According to Amoo-Adare, a learned architect with a doctorate in education, our contemporary world is complex, chaotic and unpredictable. To understand it, we need to move away from the rationality that pervades modern science, including linear ideas of ‘development’ as progress and black-and-white dichotomies.* What she argues we need instead is pluriversality – the opposite of universality –, likening this to the kind of border crossing of knowledge boundaries that Walter Mignolo has called “epistemic disobedience”. This implies recognition that all modes of thinking are entangled with power dynamics, Amoo-Adare pointed out, begging the question of what kind of learning takes place without revealing these dynamics.
Amoo-Adare’s current project is developing a guide for MA-level students that is aimed at inspiring critical reflection on how and why we (un)learn. The guide, not to be confused with a textbook,** draws its ideas from scholarship in fields as diverse as future studies, education, complexity theory, womanism, medical anthropology, theoretical physics, feminism, and post-development studies. This is no accident: for Amoo-Adare, post-disciplinarity is an important sign of literature with a great deal to offer.

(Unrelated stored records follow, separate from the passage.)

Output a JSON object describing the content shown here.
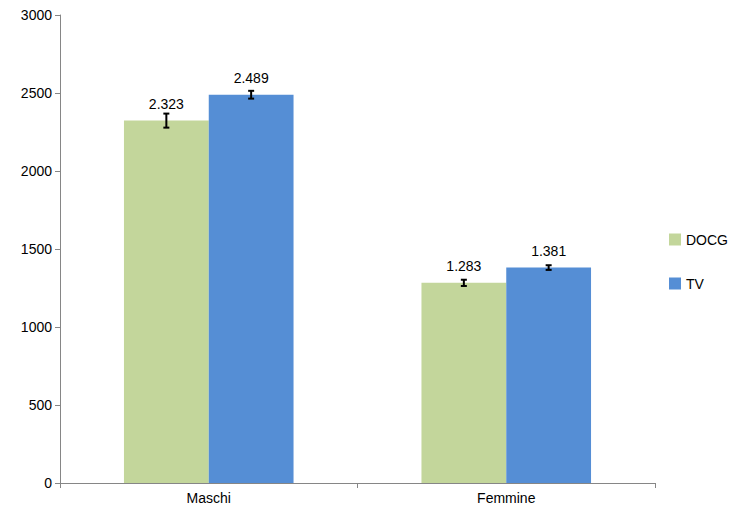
{
  "chart_data": {
    "type": "bar",
    "categories": [
      "Maschi",
      "Femmine"
    ],
    "series": [
      {
        "name": "DOCG",
        "color": "#c3d69b",
        "values": [
          2323,
          1283
        ],
        "value_labels": [
          "2.323",
          "1.283"
        ],
        "errors": [
          45,
          20
        ]
      },
      {
        "name": "TV",
        "color": "#558ed5",
        "values": [
          2489,
          1381
        ],
        "value_labels": [
          "2.489",
          "1.381"
        ],
        "errors": [
          25,
          15
        ]
      }
    ],
    "ylim": [
      0,
      3000
    ],
    "yticks": [
      0,
      500,
      1000,
      1500,
      2000,
      2500,
      3000
    ],
    "grid": false,
    "legend": "right",
    "data_labels": true
  }
}
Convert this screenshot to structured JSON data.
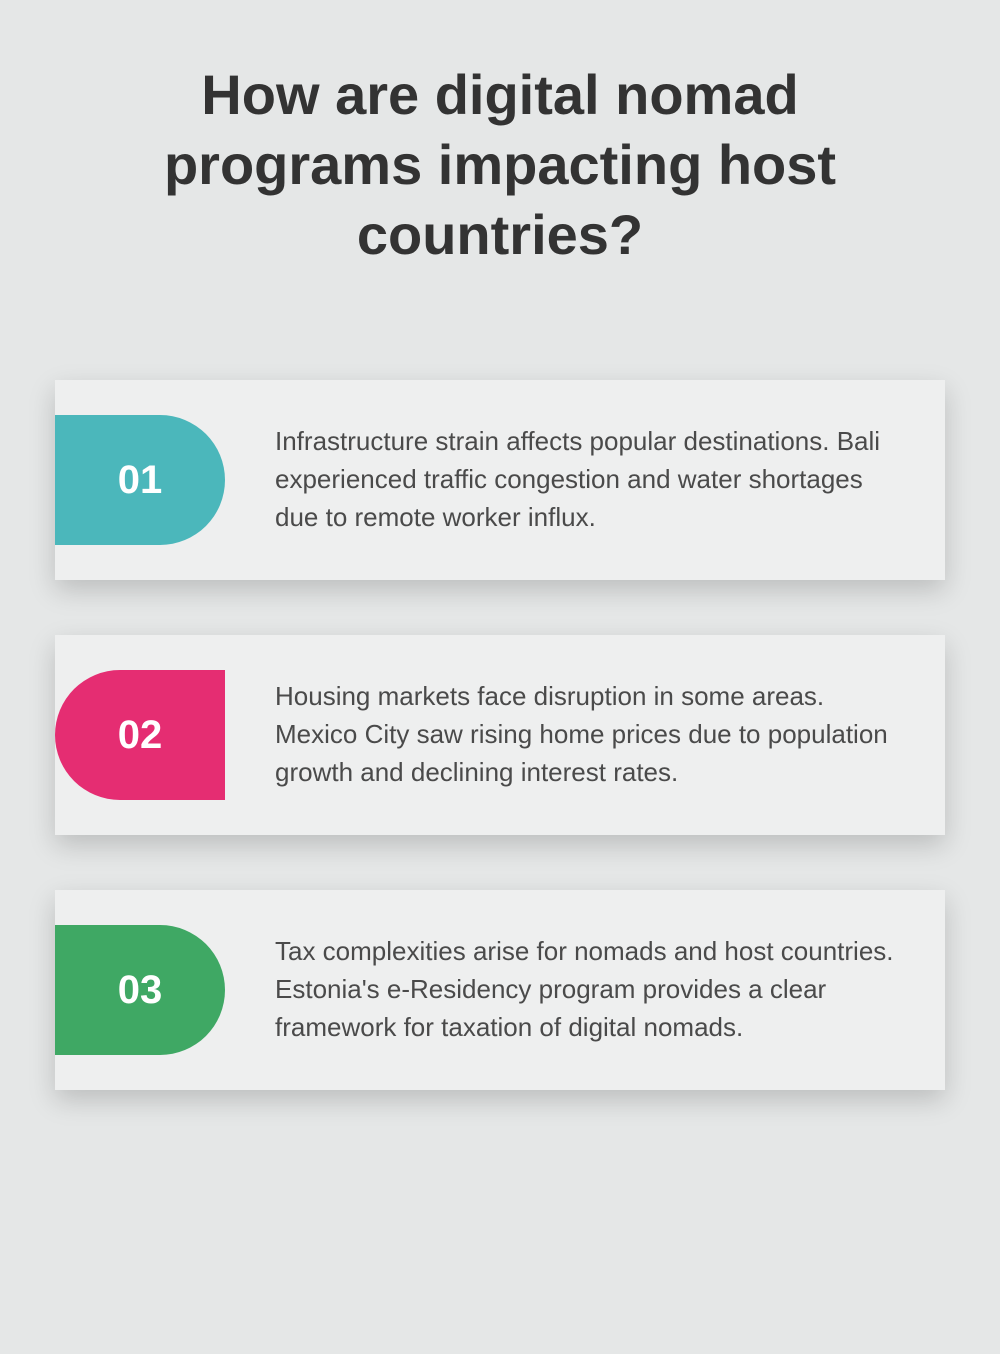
{
  "title": "How are digital nomad programs impacting host countries?",
  "background_color": "#e5e7e7",
  "card_background": "#eeefef",
  "title_color": "#333333",
  "text_color": "#4a4a4a",
  "title_fontsize": 56,
  "body_fontsize": 26,
  "badge_fontsize": 40,
  "cards": [
    {
      "number": "01",
      "side": "left",
      "badge_color": "#4bb7bb",
      "text": "Infrastructure strain affects popular destinations. Bali experienced traffic congestion and water shortages due to remote worker influx."
    },
    {
      "number": "02",
      "side": "right",
      "badge_color": "#e52d72",
      "text": "Housing markets face disruption in some areas. Mexico City saw rising home prices due to population growth and declining interest rates."
    },
    {
      "number": "03",
      "side": "left",
      "badge_color": "#3fa864",
      "text": "Tax complexities arise for nomads and host countries. Estonia's e-Residency program provides a clear framework for taxation of digital nomads."
    }
  ]
}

Post-disciplinarity, in my understanding of Amoo-Adare’s take, is a dedication to bring learning back to its roots. This implies an eagerness to transgress often invisible knowledge boundaries and to evaluate ideas on their own terms, in collaboration with others but apart from static frameworks. Post-disciplinarity and its associated intellectual freedom do not, however, mean disciplinary specialization has lost its raison d’etre, Amoo-Adare pointed; what can be challenged is what Lewis Gordon has called “disciplinary decadence”. Citing Gordon in her lecture, Amoo-Adare explains this decadence as the phenomenon of disciplines becoming trapped by their own hubris and “asserting themselves as the world” (Gordon, 2006, p. 8). Learning is best derived from alertness and fancy, but desires to be coupled with a keenness to love and unlearn.

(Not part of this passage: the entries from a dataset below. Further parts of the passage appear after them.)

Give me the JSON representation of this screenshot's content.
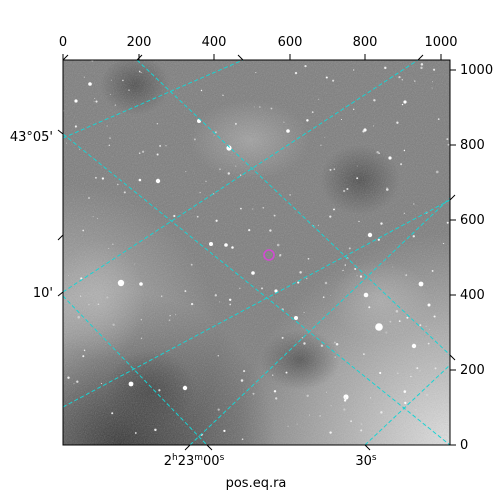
{
  "pixel_axis": {
    "top_ticks": [
      "0",
      "200",
      "400",
      "600",
      "800",
      "1000"
    ],
    "right_ticks": [
      "0",
      "200",
      "400",
      "600",
      "800",
      "1000"
    ]
  },
  "world_axis": {
    "dec_labels": [
      "43°05'",
      "10'"
    ],
    "ra_labels": [
      {
        "main": "2",
        "h": "h",
        "m1": "23",
        "m": "m",
        "s1": "00",
        "s": "s"
      },
      {
        "main": "30",
        "s": "s"
      }
    ],
    "xlabel": "pos.eq.ra"
  },
  "colors": {
    "grid": "#19d3d3",
    "marker": "#d24ad2",
    "frame": "#000000"
  },
  "marker": {
    "shape": "circle",
    "description_icon": "target-circle-icon"
  }
}
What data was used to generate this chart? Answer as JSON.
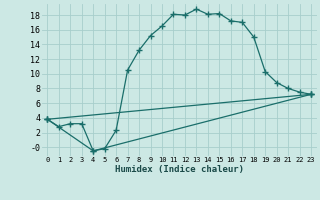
{
  "xlabel": "Humidex (Indice chaleur)",
  "bg_color": "#cce8e4",
  "grid_color": "#a8cecc",
  "line_color": "#1a6e6a",
  "xlim": [
    -0.5,
    23.5
  ],
  "ylim": [
    -1.2,
    19.5
  ],
  "xticks": [
    0,
    1,
    2,
    3,
    4,
    5,
    6,
    7,
    8,
    9,
    10,
    11,
    12,
    13,
    14,
    15,
    16,
    17,
    18,
    19,
    20,
    21,
    22,
    23
  ],
  "yticks": [
    0,
    2,
    4,
    6,
    8,
    10,
    12,
    14,
    16,
    18
  ],
  "ytick_labels": [
    "-0",
    "2",
    "4",
    "6",
    "8",
    "10",
    "12",
    "14",
    "16",
    "18"
  ],
  "line1_x": [
    0,
    1,
    2,
    3,
    4,
    5,
    6,
    7,
    8,
    9,
    10,
    11,
    12,
    13,
    14,
    15,
    16,
    17,
    18,
    19,
    20,
    21,
    22,
    23
  ],
  "line1_y": [
    3.8,
    2.8,
    3.2,
    3.2,
    -0.5,
    -0.2,
    2.3,
    10.5,
    13.2,
    15.2,
    16.5,
    18.1,
    18.0,
    18.8,
    18.1,
    18.2,
    17.2,
    17.0,
    15.0,
    10.3,
    8.8,
    8.0,
    7.5,
    7.2
  ],
  "line2_x": [
    0,
    23
  ],
  "line2_y": [
    3.8,
    7.2
  ],
  "line3_x": [
    0,
    4,
    23
  ],
  "line3_y": [
    3.8,
    -0.5,
    7.2
  ]
}
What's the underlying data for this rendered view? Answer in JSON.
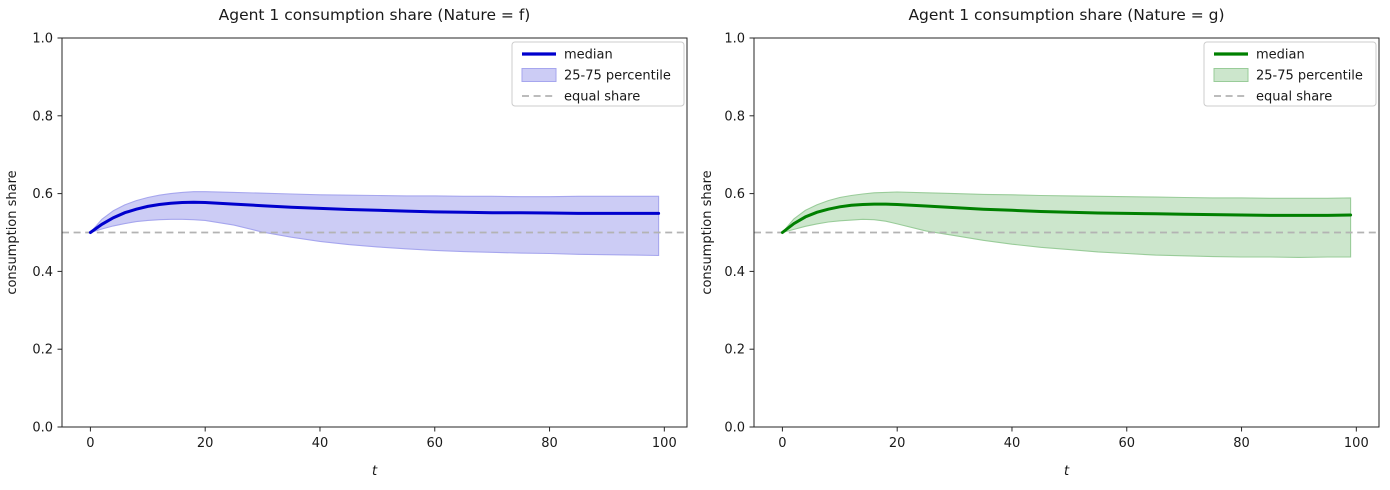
{
  "figure": {
    "background": "#ffffff"
  },
  "chart_data": [
    {
      "type": "line",
      "title": "Agent 1 consumption share (Nature = f)",
      "xlabel": "t",
      "ylabel": "consumption share",
      "xlim": [
        -4.95,
        103.95
      ],
      "ylim": [
        0.0,
        1.0
      ],
      "xticks": [
        0,
        20,
        40,
        60,
        80,
        100
      ],
      "yticks": [
        0.0,
        0.2,
        0.4,
        0.6,
        0.8,
        1.0
      ],
      "xtick_labels": [
        "0",
        "20",
        "40",
        "60",
        "80",
        "100"
      ],
      "ytick_labels": [
        "0.0",
        "0.2",
        "0.4",
        "0.6",
        "0.8",
        "1.0"
      ],
      "grid": false,
      "legend_position": "upper right",
      "legend": [
        {
          "label": "median",
          "type": "line"
        },
        {
          "label": "25-75 percentile",
          "type": "patch"
        },
        {
          "label": "equal share",
          "type": "dashed"
        }
      ],
      "equal_share_y": 0.5,
      "colors": {
        "median": "#0000cd",
        "band_fill": "#ccccf5",
        "band_edge": "#a6a6ee",
        "equal_share": "#b3b3b3"
      },
      "x": [
        0,
        2,
        4,
        6,
        8,
        10,
        12,
        14,
        16,
        18,
        20,
        25,
        30,
        35,
        40,
        45,
        50,
        55,
        60,
        65,
        70,
        75,
        80,
        85,
        90,
        95,
        99
      ],
      "series": [
        {
          "name": "median",
          "values": [
            0.5,
            0.521,
            0.538,
            0.551,
            0.56,
            0.567,
            0.572,
            0.575,
            0.577,
            0.578,
            0.577,
            0.573,
            0.569,
            0.565,
            0.562,
            0.559,
            0.557,
            0.555,
            0.553,
            0.552,
            0.551,
            0.551,
            0.55,
            0.549,
            0.549,
            0.549,
            0.549
          ]
        },
        {
          "name": "p25",
          "values": [
            0.5,
            0.509,
            0.517,
            0.523,
            0.528,
            0.531,
            0.533,
            0.534,
            0.534,
            0.533,
            0.531,
            0.519,
            0.501,
            0.488,
            0.477,
            0.469,
            0.463,
            0.458,
            0.454,
            0.451,
            0.449,
            0.447,
            0.446,
            0.444,
            0.443,
            0.442,
            0.441
          ]
        },
        {
          "name": "p75",
          "values": [
            0.5,
            0.534,
            0.556,
            0.571,
            0.582,
            0.59,
            0.596,
            0.6,
            0.603,
            0.605,
            0.605,
            0.603,
            0.601,
            0.599,
            0.597,
            0.596,
            0.595,
            0.594,
            0.594,
            0.593,
            0.593,
            0.592,
            0.592,
            0.593,
            0.593,
            0.593,
            0.593
          ]
        }
      ]
    },
    {
      "type": "line",
      "title": "Agent 1 consumption share (Nature = g)",
      "xlabel": "t",
      "ylabel": "consumption share",
      "xlim": [
        -4.95,
        103.95
      ],
      "ylim": [
        0.0,
        1.0
      ],
      "xticks": [
        0,
        20,
        40,
        60,
        80,
        100
      ],
      "yticks": [
        0.0,
        0.2,
        0.4,
        0.6,
        0.8,
        1.0
      ],
      "xtick_labels": [
        "0",
        "20",
        "40",
        "60",
        "80",
        "100"
      ],
      "ytick_labels": [
        "0.0",
        "0.2",
        "0.4",
        "0.6",
        "0.8",
        "1.0"
      ],
      "grid": false,
      "legend_position": "upper right",
      "legend": [
        {
          "label": "median",
          "type": "line"
        },
        {
          "label": "25-75 percentile",
          "type": "patch"
        },
        {
          "label": "equal share",
          "type": "dashed"
        }
      ],
      "equal_share_y": 0.5,
      "colors": {
        "median": "#008000",
        "band_fill": "#cce6cc",
        "band_edge": "#99cc99",
        "equal_share": "#b3b3b3"
      },
      "x": [
        0,
        2,
        4,
        6,
        8,
        10,
        12,
        14,
        16,
        18,
        20,
        25,
        30,
        35,
        40,
        45,
        50,
        55,
        60,
        65,
        70,
        75,
        80,
        85,
        90,
        95,
        99
      ],
      "series": [
        {
          "name": "median",
          "values": [
            0.5,
            0.523,
            0.54,
            0.552,
            0.56,
            0.566,
            0.57,
            0.572,
            0.573,
            0.573,
            0.572,
            0.568,
            0.564,
            0.56,
            0.557,
            0.554,
            0.552,
            0.55,
            0.549,
            0.548,
            0.547,
            0.546,
            0.545,
            0.544,
            0.544,
            0.544,
            0.545
          ]
        },
        {
          "name": "p25",
          "values": [
            0.5,
            0.508,
            0.516,
            0.522,
            0.527,
            0.53,
            0.532,
            0.534,
            0.533,
            0.529,
            0.522,
            0.504,
            0.492,
            0.48,
            0.47,
            0.462,
            0.456,
            0.45,
            0.446,
            0.442,
            0.44,
            0.438,
            0.437,
            0.437,
            0.436,
            0.437,
            0.437
          ]
        },
        {
          "name": "p75",
          "values": [
            0.5,
            0.535,
            0.557,
            0.571,
            0.582,
            0.59,
            0.595,
            0.599,
            0.602,
            0.603,
            0.604,
            0.602,
            0.6,
            0.598,
            0.597,
            0.595,
            0.594,
            0.593,
            0.592,
            0.591,
            0.59,
            0.589,
            0.589,
            0.588,
            0.588,
            0.588,
            0.589
          ]
        }
      ]
    }
  ]
}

Having hand-picked the writings of innovative, critical scholars all calling for a re– or unthinking of science, Amoo-Adare now faces the task of presenting her interpretation of the works. Her aim is a manner of presentation that invites curiosity and spawns activity in unexpected places. The guide should foster, in Amoo-Adare’s words, the “collaborative creativity and ethical imagination” needed to “face uncertain futures”. In line with the thinking of Paulo Freire, Amoo-Adare believes reflection and action should be tightly intertwined, with research as a vehicle for social transformation in the interest of the marginalized. If the excerpt from Amoo-Adare’s writings below is any indication, the exploratory guide is off to an enlivening start.
“Learning is not something that happens in parenthesis; something you bookend between your head, four walls, a class period, a school year, or some momentary academic career. Learning is (un)Learning; it’s (non)living, (un)becoming, and (dis)believing; it’s (un)ambiguous and (un)pronounceable […] (un)Learning is pain and then some; it wrenches us apart into free floating radicals, fractals seeking to (re)integrate into that transformative whole, who we already are but might not know it.”
* To illustrate her point, Amoo-Adare showed the audience a video of a talk by Manuel Lima on the sort of leaps and shifts that happen via holistic, non-linear exploration and connection.
** The exploratory guide purposefully avoids the label textbook, a vehicle of knowledge transfer that too often commodifies knowledge, favoring the serial and predictable and priming students to be obedient learners.